Chronic postoperative inguinal pain is a common, debilitating complication of inguinal hernia repair. Remedial surgery is complex, but tailored surgical approaches that consider neurectomy, mesh excision, and recurrent inguinal hernia repair can be safe and effective in experienced centers.
随着现代疝修补术后复发率的降低,慢性术后腹股沟疼痛成为以患者为中心的最重要结局。对于保守治疗无效的病例,手术干预往往是必要的,但这方面的研究仍不充分。
评估难治性慢性术后腹股沟疼痛的原因,并回顾用于治疗此类患者的手术方法。
设计、地点和参与者:本病例系列使用了2009年8月1日至2024年9月17日期间一家单一机构疝中心的电子病历数据。参与者为接受慢性术后腹股沟疼痛手术的成年患者;排除腹股沟管未被进入或未受影响的手术患者。从补救手术日期至患者最近一次外科医生随访日期对患者进行随访。

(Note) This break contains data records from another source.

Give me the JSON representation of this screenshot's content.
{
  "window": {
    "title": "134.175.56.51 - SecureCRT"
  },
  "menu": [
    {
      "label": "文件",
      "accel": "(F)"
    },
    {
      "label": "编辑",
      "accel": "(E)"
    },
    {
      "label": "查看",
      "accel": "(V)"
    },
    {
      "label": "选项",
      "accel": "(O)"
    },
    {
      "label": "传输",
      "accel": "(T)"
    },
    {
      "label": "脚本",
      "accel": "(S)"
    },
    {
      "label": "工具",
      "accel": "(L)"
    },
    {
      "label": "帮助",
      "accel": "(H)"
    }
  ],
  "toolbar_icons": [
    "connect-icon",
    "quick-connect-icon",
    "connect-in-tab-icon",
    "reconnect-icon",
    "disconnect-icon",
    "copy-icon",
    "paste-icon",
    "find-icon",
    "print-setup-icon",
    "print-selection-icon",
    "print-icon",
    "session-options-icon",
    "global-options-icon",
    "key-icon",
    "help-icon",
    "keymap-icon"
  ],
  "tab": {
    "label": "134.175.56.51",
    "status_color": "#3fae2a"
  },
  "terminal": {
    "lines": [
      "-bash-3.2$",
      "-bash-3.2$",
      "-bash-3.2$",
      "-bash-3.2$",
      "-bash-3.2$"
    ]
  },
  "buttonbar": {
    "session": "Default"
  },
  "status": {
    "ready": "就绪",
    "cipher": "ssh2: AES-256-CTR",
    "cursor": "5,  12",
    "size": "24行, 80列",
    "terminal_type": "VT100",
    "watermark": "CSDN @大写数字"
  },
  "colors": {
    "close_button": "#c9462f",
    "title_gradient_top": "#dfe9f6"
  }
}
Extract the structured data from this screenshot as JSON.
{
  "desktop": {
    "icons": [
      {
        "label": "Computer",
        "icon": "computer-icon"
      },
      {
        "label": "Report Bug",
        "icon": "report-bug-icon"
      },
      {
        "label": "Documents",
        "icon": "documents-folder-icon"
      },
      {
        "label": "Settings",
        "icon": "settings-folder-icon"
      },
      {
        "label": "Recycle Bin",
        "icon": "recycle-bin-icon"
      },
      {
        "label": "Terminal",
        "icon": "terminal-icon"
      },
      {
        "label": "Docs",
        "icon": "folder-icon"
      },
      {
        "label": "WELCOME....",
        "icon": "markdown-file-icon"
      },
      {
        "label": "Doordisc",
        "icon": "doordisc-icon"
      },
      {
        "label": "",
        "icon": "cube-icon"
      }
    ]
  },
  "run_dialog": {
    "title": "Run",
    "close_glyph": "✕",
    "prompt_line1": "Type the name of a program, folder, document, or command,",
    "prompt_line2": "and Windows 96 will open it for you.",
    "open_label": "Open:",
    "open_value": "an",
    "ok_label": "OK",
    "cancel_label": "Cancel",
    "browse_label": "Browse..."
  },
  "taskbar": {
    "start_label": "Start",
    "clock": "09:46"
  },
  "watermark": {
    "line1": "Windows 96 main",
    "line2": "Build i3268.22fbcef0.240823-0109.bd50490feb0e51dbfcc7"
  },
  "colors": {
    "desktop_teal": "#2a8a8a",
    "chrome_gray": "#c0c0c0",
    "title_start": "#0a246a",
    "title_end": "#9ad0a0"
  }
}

补救手术方法(腹腔镜、机器人辅助、开放、联合)、补片使用、神经处理和补片切除。
主要结局是补救手术后主观疼痛改善;其他结局是术后并发症和再次手术需求。
共有818例成年患者接受了慢性术后腹股沟疼痛手术(年龄中位数[四分位间距]为53[42 - 64]岁;女性193例[23.6%],男性625例[76.4%])。其中,779例患者(95.2%)曾接受过腹股沟修补术,近一半(49.3%)接受过2次或更多次手术。在补救手术中,单纯开放手术221例(27.0%),单纯腹腔镜手术113例(13.8%),单纯机器人辅助手术57例(7.0%),开放与腹腔镜联合手术349例(42.7%),开放与机器人辅助联合手术78例(9.5%)。730例患者(89.2%)接受了神经切除术,401例手术(54.9%)进行了三联神经切除术。559例患者(68.3%)切除了补片。在术后至少随访5天的患者中,798例患者(98.5%)腹股沟疼痛得到改善,560例患者(70.2%)报告腹股沟疼痛减轻超过50%,226例患者(28.3%)报告改善程度为50%或更小。12例患者(1.5%)主观疼痛无明显改善。42例患者(5.1%)出现并发症。
慢性术后腹股沟疼痛是腹股沟疝修补术常见且使人衰弱的并发症。补救手术复杂,但在经验丰富的中心,考虑神经切除术、补片切除和复发性腹股沟疝修补的个体化手术方法可能安全有效。